Сюзанн Варга - Лопе де Вега
В счастливом окружении семейства произведения из-под плодовитого пера Лопе выходили без задержки и в большом количестве, и в течение 1610 года и двух последующих были созданы замечательные литературные шедевры. Если и невозможно здесь привести полный и точный перечень, то для того чтобы составить себе представление о плодотворности того периода, достаточно выбрать в качестве «единицы измерения» результаты его творческой активности за апрель. Итак, мы располагаем тремя рукописями пьес Лопе с его автографами: «Прекрасная Эсфирь», «Рыцарь Святого Причастия», «Превосходная стража» — то есть примерно десятью тысячами стихотворных строк, и это не считая других его поэтических сочинений. Кстати, именно в его рабочем кабинете появились на свет «Периваньес и командор Оканьи», «Фуэнте Овехуна» («Овечий источник»), «Кабальеро из Ольмедо», «Собака на сене», «Воды Мадрида». Они укрепили и увековечили ту революцию, что произошла в концепции театра, который отныне стал близок к публике, вписан, включен в свое время и созвучен чувствам своей эпохи. Да, испанская публика не ошиблась ни в пьесах, ни в Лопе, и если даже она не в полной мере осознала значимость произошедших радикальных перемен, как это сделают два столетия спустя романтики и зрители романтического театра по всей Европе, то все же оказала неистовую поддержку новым веяниям. Без сомнения, именно это и было источником той огромной творческой работоспособности, что позволила Лопе в «рекордно сжатые сроки» удвоить количество написанных им пьес. От 483 пьес, упомянутых им в 1609 году в «Новом руководстве к сочинению комедий», десять лет спустя он дойдет до 800, как он объявит в предисловии к девятой части его «Театральных произведений».
Но для художника творить — это не считать, творчество — это необходимость, нечто, чего он не может избежать. В переписке Лопе появляются многочисленные тому свидетельства: «Мое перо без конца просится ко мне в руку, и я не успеваю пополнять запасы чернил. Перо и бумага набрасываются друг на друга, как мужчина на женщину; бумага ложится, а перо над ней трудится, как форма работает над материалом, ибо все это — единое целое».
Какое многозначительное откровение, какое замечательное признание!
Лопе активно работал днем, но иногда писал и всю ночь, при слабом свете свечи, пренебрегая опасностью, которой подвергались его глаза.

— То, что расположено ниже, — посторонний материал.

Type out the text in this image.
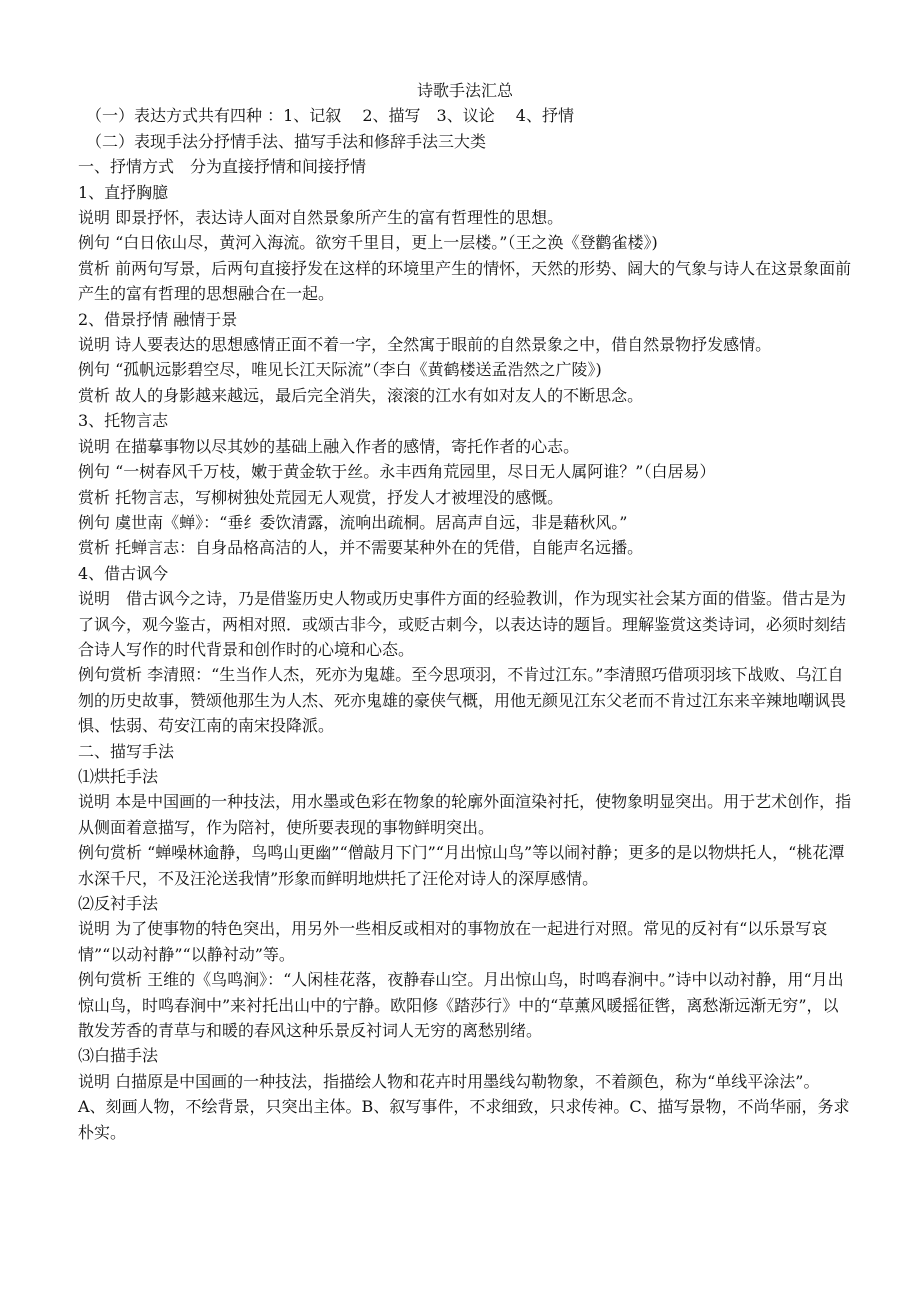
诗歌手法汇总

（一）表达方式共有四种 ：1、记叙　 2、描写　3、议论　 4、抒情

（二）表现手法分抒情手法、描写手法和修辞手法三大类

一、抒情方式　分为直接抒情和间接抒情

1、直抒胸臆

说明 即景抒怀，表达诗人面对自然景象所产生的富有哲理性的思想。

例句 “白日依山尽，黄河入海流。欲穷千里目，更上一层楼。”（王之涣《登鹳雀楼》)

赏析 前两句写景，后两句直接抒发在这样的环境里产生的情怀，天然的形势、阔大的气象与诗人在这景象面前产生的富有哲理的思想融合在一起。

2、借景抒情 融情于景

说明 诗人要表达的思想感情正面不着一字，全然寓于眼前的自然景象之中，借自然景物抒发感情。

例句 “孤帆远影碧空尽，唯见长江天际流”（李白《黄鹤楼送孟浩然之广陵》)

赏析 故人的身影越来越远，最后完全消失，滚滚的江水有如对友人的不断思念。

3、托物言志

说明 在描摹事物以尽其妙的基础上融入作者的感情，寄托作者的心志。

例句 “一树春风千万枝，嫩于黄金软于丝。永丰西角荒园里，尽日无人属阿谁？”（白居易）

赏析 托物言志，写柳树独处荒园无人观赏，抒发人才被埋没的感慨。

例句 虞世南《蝉》：“垂纟委饮清露，流响出疏桐。居高声自远，非是藉秋风。”

赏析 托蝉言志：自身品格高洁的人，并不需要某种外在的凭借，自能声名远播。

4、借古讽今

说明　借古讽今之诗，乃是借鉴历史人物或历史事件方面的经验教训，作为现实社会某方面的借鉴。借古是为了讽今，观今鉴古，两相对照．或颂古非今，或贬古刺今，以表达诗的题旨。理解鉴赏这类诗词，必须时刻结合诗人写作的时代背景和创作时的心境和心态。

例句赏析 李清照：“生当作人杰，死亦为鬼雄。至今思项羽，不肯过江东。”李清照巧借项羽垓下战败、乌江自刎的历史故事，赞颂他那生为人杰、死亦鬼雄的豪侠气概，用他无颜见江东父老而不肯过江东来辛辣地嘲讽畏惧、怯弱、苟安江南的南宋投降派。

二、描写手法

⑴烘托手法

说明 本是中国画的一种技法，用水墨或色彩在物象的轮廓外面渲染衬托，使物象明显突出。用于艺术创作，指从侧面着意描写，作为陪衬，使所要表现的事物鲜明突出。

例句赏析 “蝉噪林逾静，鸟鸣山更幽”“僧敲月下门”“月出惊山鸟”等以闹衬静；更多的是以物烘托人，“桃花潭水深千尺，不及汪沦送我情”形象而鲜明地烘托了汪伦对诗人的深厚感情。

⑵反衬手法

说明 为了使事物的特色突出，用另外一些相反或相对的事物放在一起进行对照。常见的反衬有“以乐景写哀情”“以动衬静”“以静衬动”等。

例句赏析 王维的《鸟鸣涧》：“人闲桂花落，夜静春山空。月出惊山鸟，时鸣春涧中。”诗中以动衬静，用“月出惊山鸟，时鸣春涧中”来衬托出山中的宁静。欧阳修《踏莎行》中的“草薰风暖摇征辔，离愁渐远渐无穷”，以散发芳香的青草与和暖的春风这种乐景反衬词人无穷的离愁别绪。

⑶白描手法

说明 白描原是中国画的一种技法，指描绘人物和花卉时用墨线勾勒物象，不着颜色，称为“单线平涂法”。 A、刻画人物，不绘背景，只突出主体。B、叙写事件，不求细致，只求传神。C、描写景物，不尚华丽，务求朴实。
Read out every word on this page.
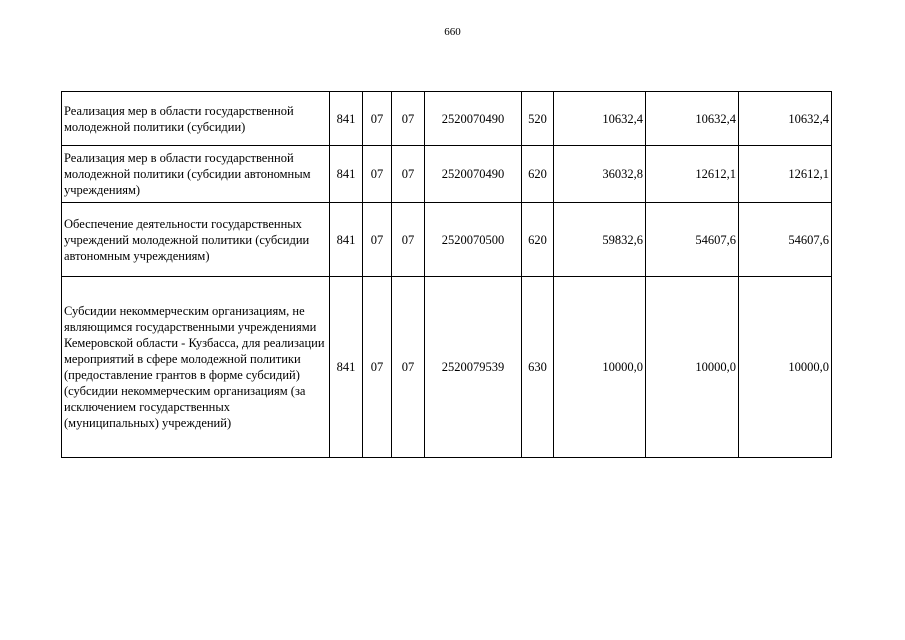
660
Реализация мер в области государственной молодежной политики (субсидии)	841	07	07	2520070490	520	10632,4	10632,4	10632,4
Реализация мер в области государственной молодежной политики (субсидии автономным учреждениям)	841	07	07	2520070490	620	36032,8	12612,1	12612,1
Обеспечение деятельности государственных учреждений молодежной политики (субсидии автономным учреждениям)	841	07	07	2520070500	620	59832,6	54607,6	54607,6
Субсидии некоммерческим организациям, не являющимся государственными учреждениями Кемеровской области - Кузбасса, для реализации мероприятий в сфере молодежной политики (предоставление грантов в форме субсидий) (субсидии некоммерческим организациям (за исключением государственных (муниципальных) учреждений)	841	07	07	2520079539	630	10000,0	10000,0	10000,0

Он, всегда обладавший превосходным зрением, уже начинал сердиться из-за того, что острота зрения у него падала, как по причине работы по ночам, так и в силу возраста. Ему доводилось жаловаться на слабеющее зрение герцогу, чтобы тот простил его за опоздание, допущенное при выполнении некой миссии, возложенной на Лопе: «Я хотел сегодня же уладить дело, которое Вы, Ваша Светлость, мне поручили, но, когда рассвело, мои глаза были столь утомлены, что я до сей минуты не могу вновь взяться за перо». Однако Лопе его все же взял, да еще с каким пылом, ибо его увлекала та легкость, с которой он творил, в особенности произведения для театра. Вот что он писал: «Я ничего не говорю вам о моих пьесах, так как мне столь же легко и приятно их писать, как жителям Сеговии ткать сукно, жителям Кордовы — выделывать кожи, а жителям Гренады — изготавливать краски». Удивительное признание собственных свойств, отзвуки которого позднее мы найдем у другого известного автора, тоже прославившегося, подобно Лопе, своей плодовитостью. «Мне столь же просто написать роман, — скажет Александр Дюма, — как яблоне давать яблоки».

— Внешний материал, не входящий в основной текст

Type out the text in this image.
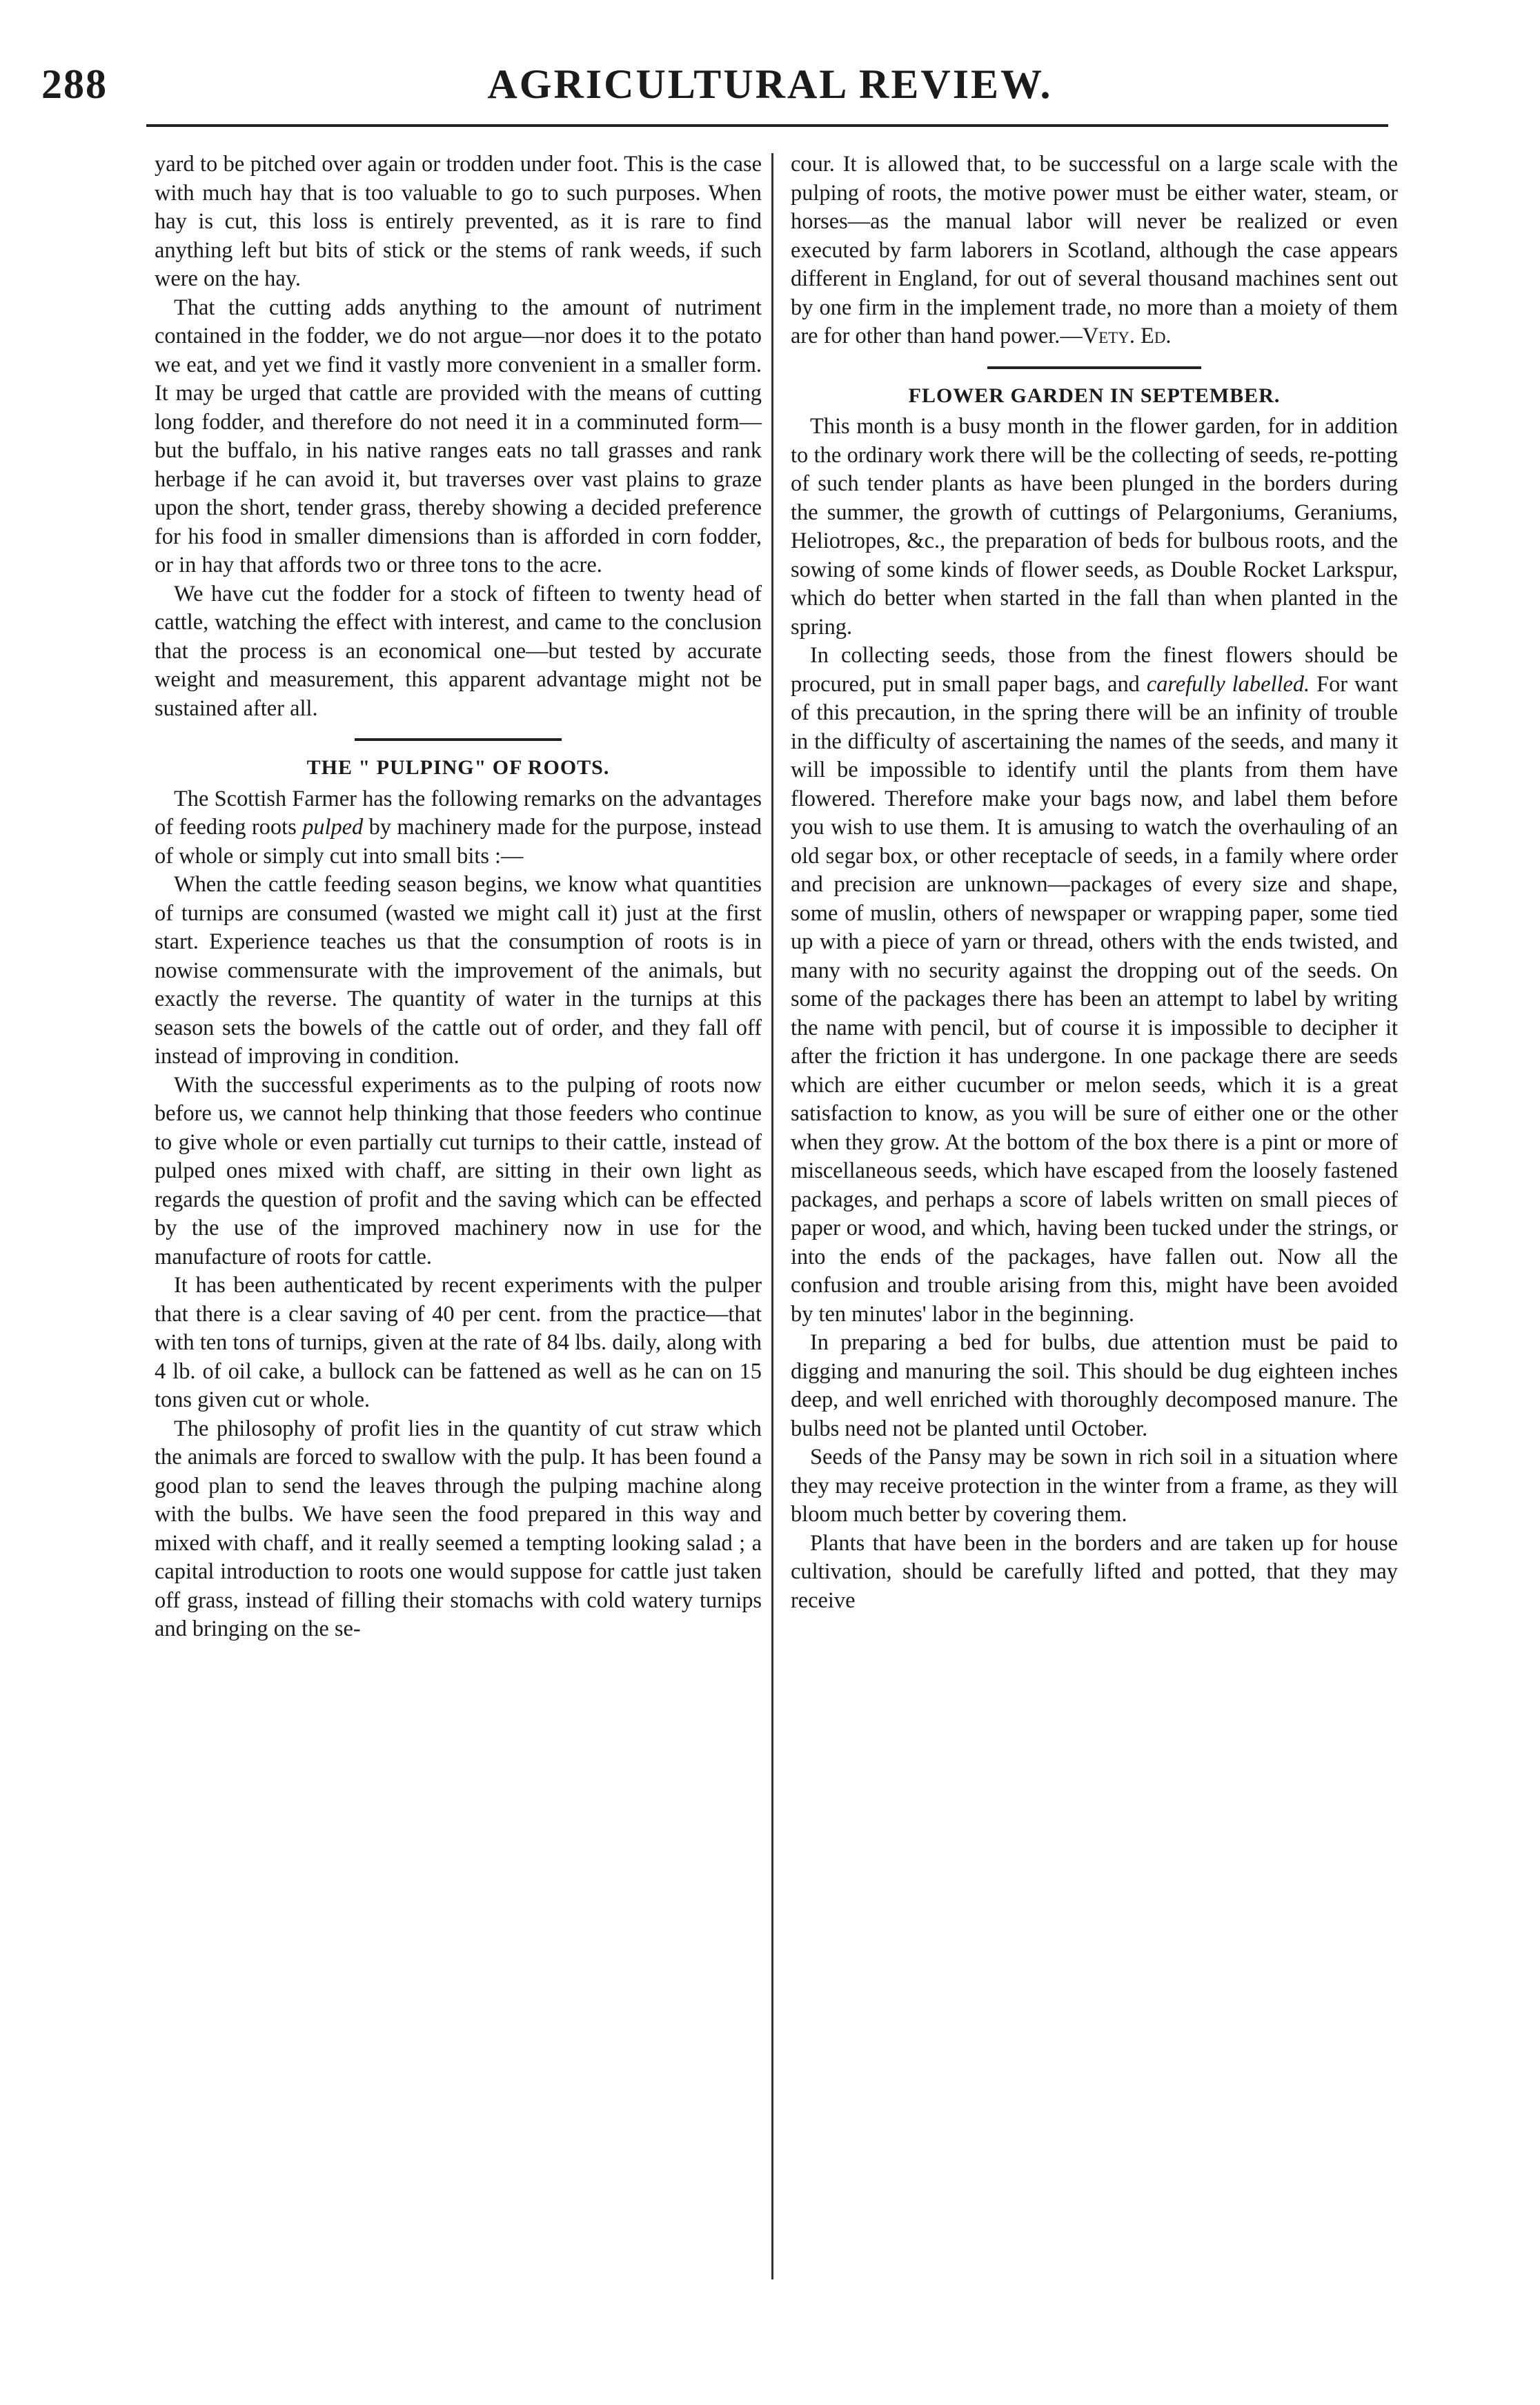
288	AGRICULTURAL REVIEW.

yard to be pitched over again or trodden under foot. This is the case with much hay that is too valuable to go to such purposes. When hay is cut, this loss is entirely prevented, as it is rare to find anything left but bits of stick or the stems of rank weeds, if such were on the hay.

That the cutting adds anything to the amount of nutriment contained in the fodder, we do not argue—nor does it to the potato we eat, and yet we find it vastly more convenient in a smaller form. It may be urged that cattle are provided with the means of cutting long fodder, and therefore do not need it in a comminuted form—but the buffalo, in his native ranges eats no tall grasses and rank herbage if he can avoid it, but traverses over vast plains to graze upon the short, tender grass, thereby showing a decided preference for his food in smaller dimensions than is afforded in corn fodder, or in hay that affords two or three tons to the acre.

We have cut the fodder for a stock of fifteen to twenty head of cattle, watching the effect with interest, and came to the conclusion that the process is an economical one—but tested by accurate weight and measurement, this apparent advantage might not be sustained after all.

THE " PULPING" OF ROOTS.

The Scottish Farmer has the following remarks on the advantages of feeding roots pulped by machinery made for the purpose, instead of whole or simply cut into small bits :—

When the cattle feeding season begins, we know what quantities of turnips are consumed (wasted we might call it) just at the first start. Experience teaches us that the consumption of roots is in nowise commensurate with the improvement of the animals, but exactly the reverse. The quantity of water in the turnips at this season sets the bowels of the cattle out of order, and they fall off instead of improving in condition.

With the successful experiments as to the pulping of roots now before us, we cannot help thinking that those feeders who continue to give whole or even partially cut turnips to their cattle, instead of pulped ones mixed with chaff, are sitting in their own light as regards the question of profit and the saving which can be effected by the use of the improved machinery now in use for the manufacture of roots for cattle.

It has been authenticated by recent experiments with the pulper that there is a clear saving of 40 per cent. from the practice—that with ten tons of turnips, given at the rate of 84 lbs. daily, along with 4 lb. of oil cake, a bullock can be fattened as well as he can on 15 tons given cut or whole.

The philosophy of profit lies in the quantity of cut straw which the animals are forced to swallow with the pulp. It has been found a good plan to send the leaves through the pulping machine along with the bulbs. We have seen the food prepared in this way and mixed with chaff, and it really seemed a tempting looking salad ; a capital introduction to roots one would suppose for cattle just taken off grass, instead of filling their stomachs with cold watery turnips and bringing on the se-

cour. It is allowed that, to be successful on a large scale with the pulping of roots, the motive power must be either water, steam, or horses—as the manual labor will never be realized or even executed by farm laborers in Scotland, although the case appears different in England, for out of several thousand machines sent out by one firm in the implement trade, no more than a moiety of them are for other than hand power.—Vety. Ed.

FLOWER GARDEN IN SEPTEMBER.

This month is a busy month in the flower garden, for in addition to the ordinary work there will be the collecting of seeds, re-potting of such tender plants as have been plunged in the borders during the summer, the growth of cuttings of Pelargoniums, Geraniums, Heliotropes, &c., the preparation of beds for bulbous roots, and the sowing of some kinds of flower seeds, as Double Rocket Larkspur, which do better when started in the fall than when planted in the spring.

In collecting seeds, those from the finest flowers should be procured, put in small paper bags, and carefully labelled. For want of this precaution, in the spring there will be an infinity of trouble in the difficulty of ascertaining the names of the seeds, and many it will be impossible to identify until the plants from them have flowered. Therefore make your bags now, and label them before you wish to use them. It is amusing to watch the overhauling of an old segar box, or other receptacle of seeds, in a family where order and precision are unknown—packages of every size and shape, some of muslin, others of newspaper or wrapping paper, some tied up with a piece of yarn or thread, others with the ends twisted, and many with no security against the dropping out of the seeds. On some of the packages there has been an attempt to label by writing the name with pencil, but of course it is impossible to decipher it after the friction it has undergone. In one package there are seeds which are either cucumber or melon seeds, which it is a great satisfaction to know, as you will be sure of either one or the other when they grow. At the bottom of the box there is a pint or more of miscellaneous seeds, which have escaped from the loosely fastened packages, and perhaps a score of labels written on small pieces of paper or wood, and which, having been tucked under the strings, or into the ends of the packages, have fallen out. Now all the confusion and trouble arising from this, might have been avoided by ten minutes' labor in the beginning.

In preparing a bed for bulbs, due attention must be paid to digging and manuring the soil. This should be dug eighteen inches deep, and well enriched with thoroughly decomposed manure. The bulbs need not be planted until October.

Seeds of the Pansy may be sown in rich soil in a situation where they may receive protection in the winter from a frame, as they will bloom much better by covering them.

Plants that have been in the borders and are taken up for house cultivation, should be carefully lifted and potted, that they may receive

Лопе нравилось по вечерам, когда он садился за стол, чтобы ответить на призывы своей творческой сущности, ощущать вокруг себя живую атмосферу города. Он любил прислушиваться к шуму, доносившемуся с городских улиц, к слухам, доходившим из недр королевского двора, к звукам шагов толпы, похожим на шум морского прибоя: это народ валом валил к Прадо, и это означало, что там идут приготовления к ночным увеселениям, от участия в коих он на сегодняшний вечер отказался.

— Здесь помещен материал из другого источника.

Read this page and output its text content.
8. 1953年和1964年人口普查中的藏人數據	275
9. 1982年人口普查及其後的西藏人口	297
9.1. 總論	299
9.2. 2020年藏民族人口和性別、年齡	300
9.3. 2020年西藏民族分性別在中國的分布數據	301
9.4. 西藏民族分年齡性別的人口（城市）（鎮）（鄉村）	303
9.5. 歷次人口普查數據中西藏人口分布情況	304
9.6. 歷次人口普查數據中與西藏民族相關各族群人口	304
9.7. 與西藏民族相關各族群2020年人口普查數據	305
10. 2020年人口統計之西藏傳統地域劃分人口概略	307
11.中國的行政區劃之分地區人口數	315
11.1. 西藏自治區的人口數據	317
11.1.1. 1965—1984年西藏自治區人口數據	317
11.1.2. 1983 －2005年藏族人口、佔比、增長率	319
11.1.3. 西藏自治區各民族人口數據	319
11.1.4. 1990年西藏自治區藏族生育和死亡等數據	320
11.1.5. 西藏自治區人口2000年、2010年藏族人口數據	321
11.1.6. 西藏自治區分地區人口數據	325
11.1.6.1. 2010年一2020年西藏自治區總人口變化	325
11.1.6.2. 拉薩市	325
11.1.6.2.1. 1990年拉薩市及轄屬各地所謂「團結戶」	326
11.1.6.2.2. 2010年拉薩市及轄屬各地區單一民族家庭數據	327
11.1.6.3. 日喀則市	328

Апогей популярности Лопе в МадридеЛопе расцветал в Мадриде, а Мадрид преисполнялся гордости от того, что поэт и драматург наконец окончательно поселился здесь, и прославлял себя за это. Лопе зазывали к себе все, и прежде всего его призывали в театр, где публика желала видеть того, кто в полной мере удовлетворял ее ожидания. Лопе любил посещать коррали, чтобы насладиться успехом своих пьес и общением со страстной, восторженной публикой. Однако иногда ему приходилось расплачиваться за свой успех довольно любопытным образом. Например, расскажем о том пикантном инциденте, что произошел на премьере его пьесы «Взятие Маастрихта», напоминавшей, как указывает само ее название, о славной странице недавней истории, о победе, одержанной испанцами в 1579 году над французами в битве при Маастрихте. Так вот, в конце представления, когда толпа собралась вокруг Лопе, вдруг откуда-то появился высокомерный, спесивый идальго и с яростью во взоре принялся прокладывать себе дорогу сквозь толпу. Достигнув цели, сей дворянин обрушился на Лопе с такими словами: «Сударь, ваш герой, этот славный лейтенант, — мой родственник, и вы совершили ошибку, доверив его роль актеру, совершенно для нее не подходящему, такому уродливому, такому трусливому с виду, и мне стыдно за моего брата, отличавшегося великолепной статью, духом и умом дворянина, как о том свидетельствовало и его поведение». Лопе, от которого выбор актеров нисколько не зависел, был чрезвычайно удивлен и попытался объясниться самым любезным образом; но разъяренный идальго не отступал от своего и, угрожая Лопе, решительно заявил, что если актера не заменят, то он не отвечает за жизнь автора пьесы. Лопе, которого подобная наивность скорее позабавила, чем испугала (ведь этот простак путал спектакль с реальностью и, видимо, ведать не ведал о театральных условностях), как мог, успокоил идальго и пообещал исполнить то, что тот требовал с таким жаром. На следующем представлении роль была отдана актеру высокого роста, с лицом красивым и благородным, которому посоветовали во время спектакля не жалеть сил и не скупиться на жесты, свидетельствующие об отваге и доблести. Идальго был этим совершенно удовлетворен и, вместо того чтобы убить Лопе, буквально завалил его подарками.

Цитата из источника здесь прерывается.